Sunday, February 24, 2008

There Was Blood, and it Sucked

My wife had a grandmother who fainted at the sight of blood. Any blood, paper cut or massive hematoma, she lost consciousness. I found her behavior weak to a fault and laughable until yesterday evening.

My little girl, all of 4 years old, was acting zany last night as we were waiting for a seat at a generic sit-down eatery chain. We told her calm down and she didn't. We told lower her voice and she didn't. We told her to quit rocking on her baby sister's car seat. She, in following with the theme of the evening (she was really tired) didn't and proceeded to pitch backward and hit her head on the metal edge of the door frame of the main door. She started to cry, reached her hand back to the wound and it came back red.
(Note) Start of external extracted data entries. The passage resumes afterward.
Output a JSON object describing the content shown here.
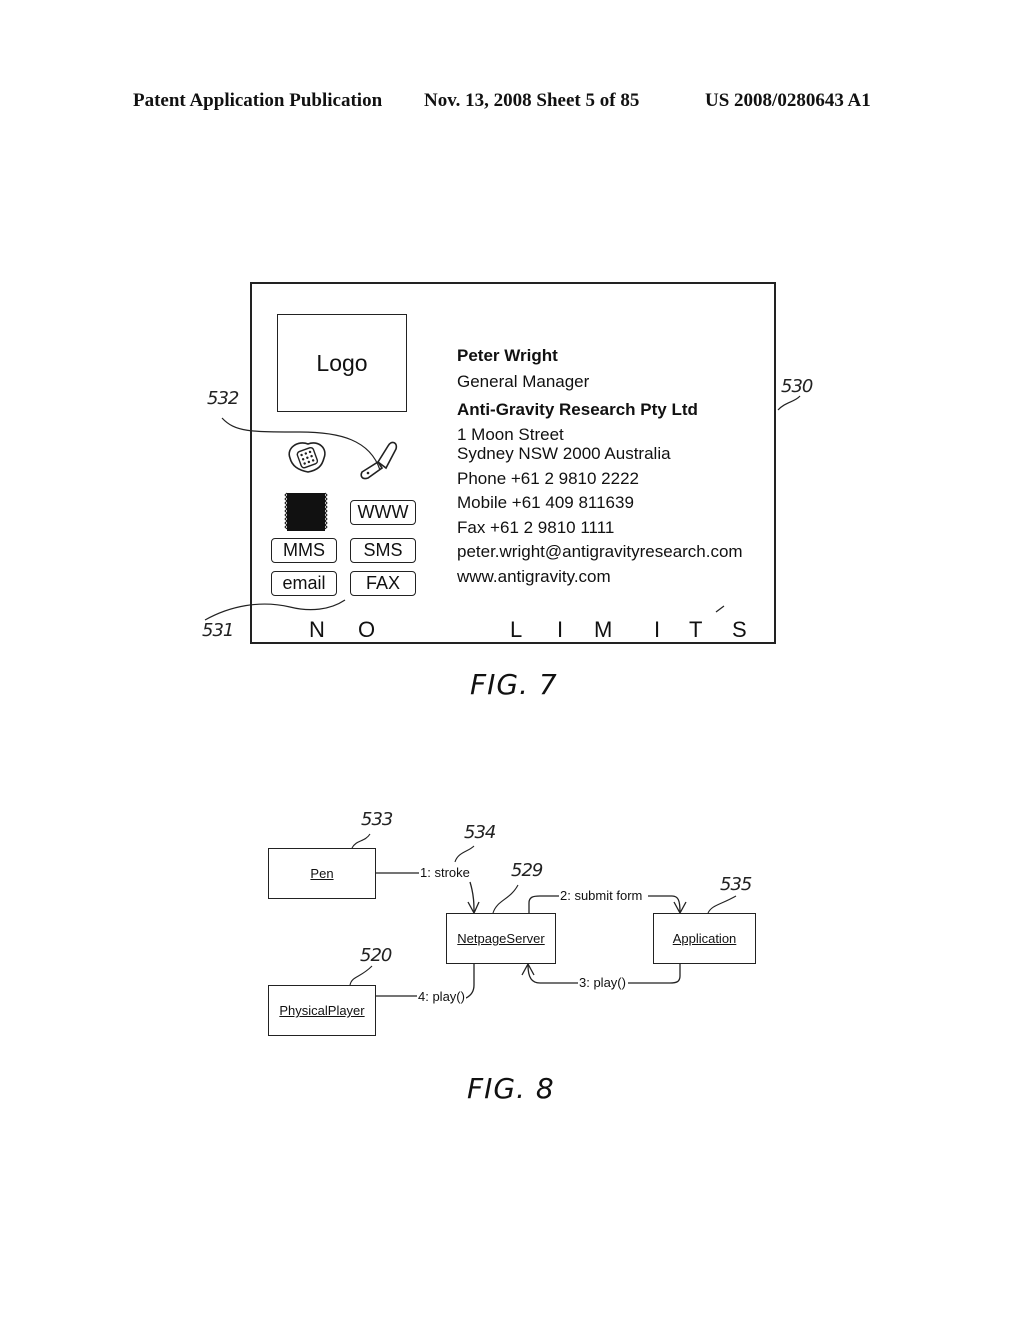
{
  "header": {
    "left": "Patent Application Publication",
    "date_sheet": "Nov. 13, 2008  Sheet 5 of 85",
    "pub_number": "US 2008/0280643 A1"
  },
  "fig7": {
    "label": "FIG. 7",
    "refs": {
      "card": "530",
      "icons": "532",
      "tagline": "531"
    },
    "logo": "Logo",
    "icons": [
      "phone-icon",
      "mobile-phone-icon",
      "barcode-icon"
    ],
    "buttons": {
      "www": "WWW",
      "mms": "MMS",
      "sms": "SMS",
      "email": "email",
      "fax": "FAX"
    },
    "contact": {
      "name": "Peter Wright",
      "title": "General Manager",
      "company": "Anti-Gravity Research Pty Ltd",
      "address1": "1 Moon Street",
      "address2": "Sydney NSW 2000 Australia",
      "phone": "Phone +61 2 9810 2222",
      "mobile": "Mobile +61 409 811639",
      "fax": "Fax +61 2 9810 1111",
      "email": "peter.wright@antigravityresearch.com",
      "web": "www.antigravity.com"
    },
    "tagline_letters": [
      "N",
      "O",
      "L",
      "I",
      "M",
      "I",
      "T",
      "S"
    ]
  },
  "fig8": {
    "label": "FIG. 8",
    "objects": {
      "pen": {
        "name": "Pen",
        "ref": "533"
      },
      "server": {
        "name": "NetpageServer",
        "ref": "529"
      },
      "application": {
        "name": "Application",
        "ref": "535"
      },
      "player": {
        "name": "PhysicalPlayer",
        "ref": "520"
      }
    },
    "messages": {
      "m1": "1: stroke",
      "m1_ref": "534",
      "m2": "2: submit form",
      "m3": "3: play()",
      "m4": "4: play()"
    }
  }
}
I know for a fact that head wounds bleed a lot, and I know from seeing with my own eyes the injury she sustained was not life-threatening. Still, when the blood went from her head to her blond hair to the napkins I ran to get from an unhelpful wait staff, these facts seemed not only academic but quite probably wrong. Instinct kicked in and suddenly my orange chicken bowl didn't matter worth a good goddamn. It was to the door and to the hospital. It wasn't even an argument - once we got to the third napkin spoiled with my child's blood it was time to go.

Luckily the women in my life had cooler heads. They grabbed some ice and kept things calm, even if the kid was pretty close to hysterics.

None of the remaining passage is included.